The tool provides a detailed breakdown of token usage:

  1. Total Token Count: Overall tokens in the codebase
  2. File Extension Breakdown: Tokens and file count per extension
  3. Technology Distribution: Tokens and file count grouped by programming language/technology
  4. Context Window Analysis: Percentage of various LLM context windows used

Example output (text only):

Results:
Total tokens: 5.9K (5,942)

      Tokens by file extension
┏━━━━━━━━━━━┳━━━━━━━━━━━━━━┳━━━━━━━━┓
┃ Extension ┃       Tokens ┃  Files ┃
┡━━━━━━━━━━━╇━━━━━━━━━━━━━━╇━━━━━━━━┩
│ .py       │ 4.8K (4,828) │ 1 file │
│ .md       │ 1.1K (1,086) │ 1 file │
│ .txt      │      28 (28) │ 1 file │
└───────────┴──────────────┴────────┘

         Tokens by Technology
┏━━━━━━━━━━━━┳━━━━━━━━━━━━━━┳━━━━━━━━┓
┃ Technology ┃       Tokens ┃  Files ┃
┡━━━━━━━━━━━━╇━━━━━━━━━━━━━━╇━━━━━━━━┩
│ Python     │ 4.8K (4,828) │ 1 file │
│ Markdown   │ 1.1K (1,086) │ 1 file │
│ Plain Text │      28 (28) │ 1 file │
└────────────┴──────────────┴────────┘

        Context Window Comparisons
┏━━━━━━━━━━━━━━━━━━━━━━━━┳━━━━━━━━━━━━━━━┓
┃ Model                  ┃ Context Usage ┃
┡━━━━━━━━━━━━━━━━━━━━━━━━╇━━━━━━━━━━━━━━━┩
│ GPT-3.5 (4K)           │        145.1% │
│ GPT-4 (8K)             │         72.5% │
│ GPT-4 (32K)            │         18.1% │
│ GPT-4 Turbo (128K)     │          4.6% │
│ Claude 2 (100K)        │          5.9% │
│ Claude 3 Opus (200K)   │          3.0% │
│ Claude 3 Sonnet (200K) │          3.0% │
│ Claude 3 Haiku (200K)  │          3.0% │
│ Gemini Pro (32K)       │         18.1% │
│ PaLM 2 (8K)            │         72.5% │
│ Llama 2 (4K)           │        145.1% │
│ Code Llama (100K)      │          5.9% │
│ Mistral Large (32K)    │         18.1% │
│ Mixtral 8x7B (32K)     │         18.1% │
│ Yi-34B (200K)          │          3.0% │
│ Cohere Command (128K)  │          4.6% │
└────────────────────────┴───────────────┘

Example output (image w/ colors):

Result Example

Installation

You can install the package directly from PyPI:

pip install codebase-token-counter

Usage

After installation, you can use the tool from the command line:

# Analyze a local directory
token-counter /path/to/your/codebase

# Analyze a remote Git repository
token-counter https://github.com/username/repo.git

Supported File Types

The tool supports a wide range of file types including:

  • Programming Languages (Python, JavaScript, TypeScript, Java, C/C++, etc.)
  • Web Technologies (HTML, CSS, SCSS, Vue, React, etc.)
  • Documentation (Markdown, reStructuredText)
  • Configuration (YAML, TOML, JSON)
  • And many more

Contributing

Contributions are welcome!

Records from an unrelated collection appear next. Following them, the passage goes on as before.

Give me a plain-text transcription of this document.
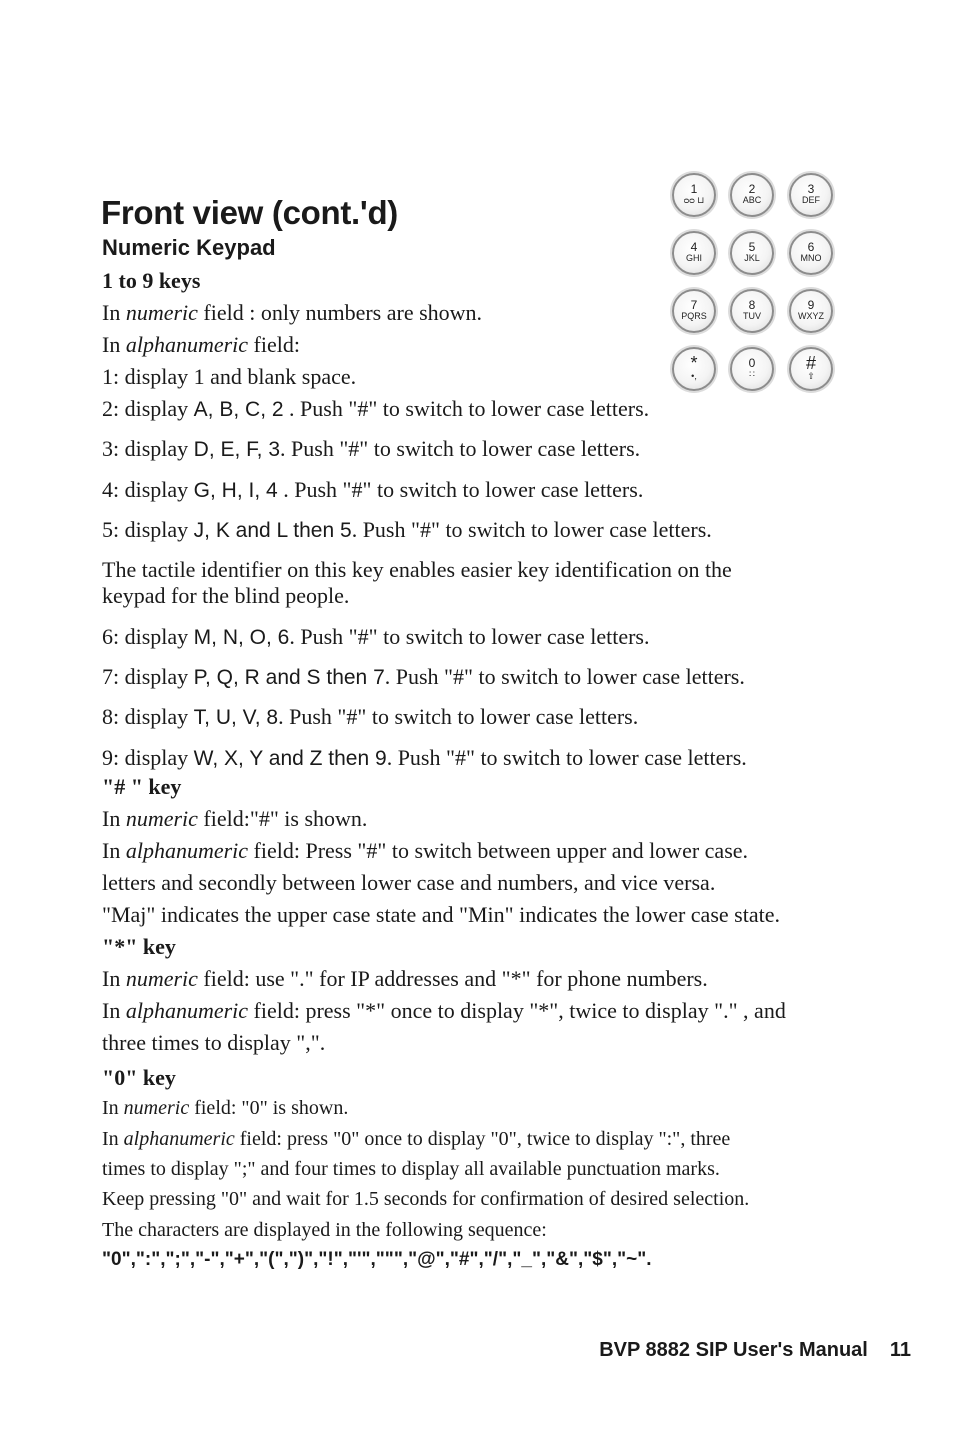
1
ᴑᴑ ⊔
2
ABC
3
DEF
4
GHI
5
JKL
6
MNO
7
PQRS
8
TUV
9
WXYZ
*
•,
0
∷
#
⇧
Front view (cont.'d)
Numeric Keypad
1 to 9 keys
In numeric field : only numbers are shown.
In alphanumeric field:
1: display 1 and blank space.
2: display A, B, C, 2 . Push "#" to switch to lower case letters.
3: display D, E, F, 3. Push "#" to switch to lower case letters.
4: display G, H, I, 4 . Push "#" to switch to lower case letters.
5: display J, K and L then 5. Push "#" to switch to lower case letters.
The tactile identifier on this key enables easier key identification on the
keypad for the blind people.
6: display M, N, O, 6. Push "#" to switch to lower case letters.
7: display P, Q, R and S then 7. Push "#" to switch to lower case letters.
8: display T, U, V, 8. Push "#" to switch to lower case letters.
9: display W, X, Y and Z then 9. Push "#" to switch to lower case letters.
"# " key
In numeric field:"#" is shown.
In alphanumeric field: Press "#" to switch between upper and lower case.
letters and secondly between lower case and numbers, and vice versa.
"Maj" indicates the upper case state and "Min" indicates the lower case state.
"*" key
In numeric field: use "." for IP addresses and "*" for phone numbers.
In alphanumeric field: press "*" once to display "*", twice to display "." , and
three times to display ",".
"0" key
In numeric field: "0" is shown.
In alphanumeric field: press "0" once to display "0", twice to display ":", three
times to display ";" and four times to display all available punctuation marks.
Keep pressing "0" and wait for 1.5 seconds for confirmation of desired selection.
The characters are displayed in the following sequence:
"0",":",";","-","+","(",")","!","'",""","@","#","/","_","&","$","~".
BVP 8882 SIP User's Manual 11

Feel free to open issues or submit pull requests for:

  • Adding support for new file types
  • Including new LLM context windows
  • Improving token counting accuracy
  • Enhancing performance for large codebases

License

MIT License - Feel free to use and modify as needed.

Project details


Download files

Download the file for your platform. If you're not sure which to choose, learn more about installing packages.

Source Distribution

codebase_token_counter-0.1.1.tar.gz (9.7 kB view details)

Uploaded Source

Built Distribution

If you're not sure about the file name format, learn more about wheel file names.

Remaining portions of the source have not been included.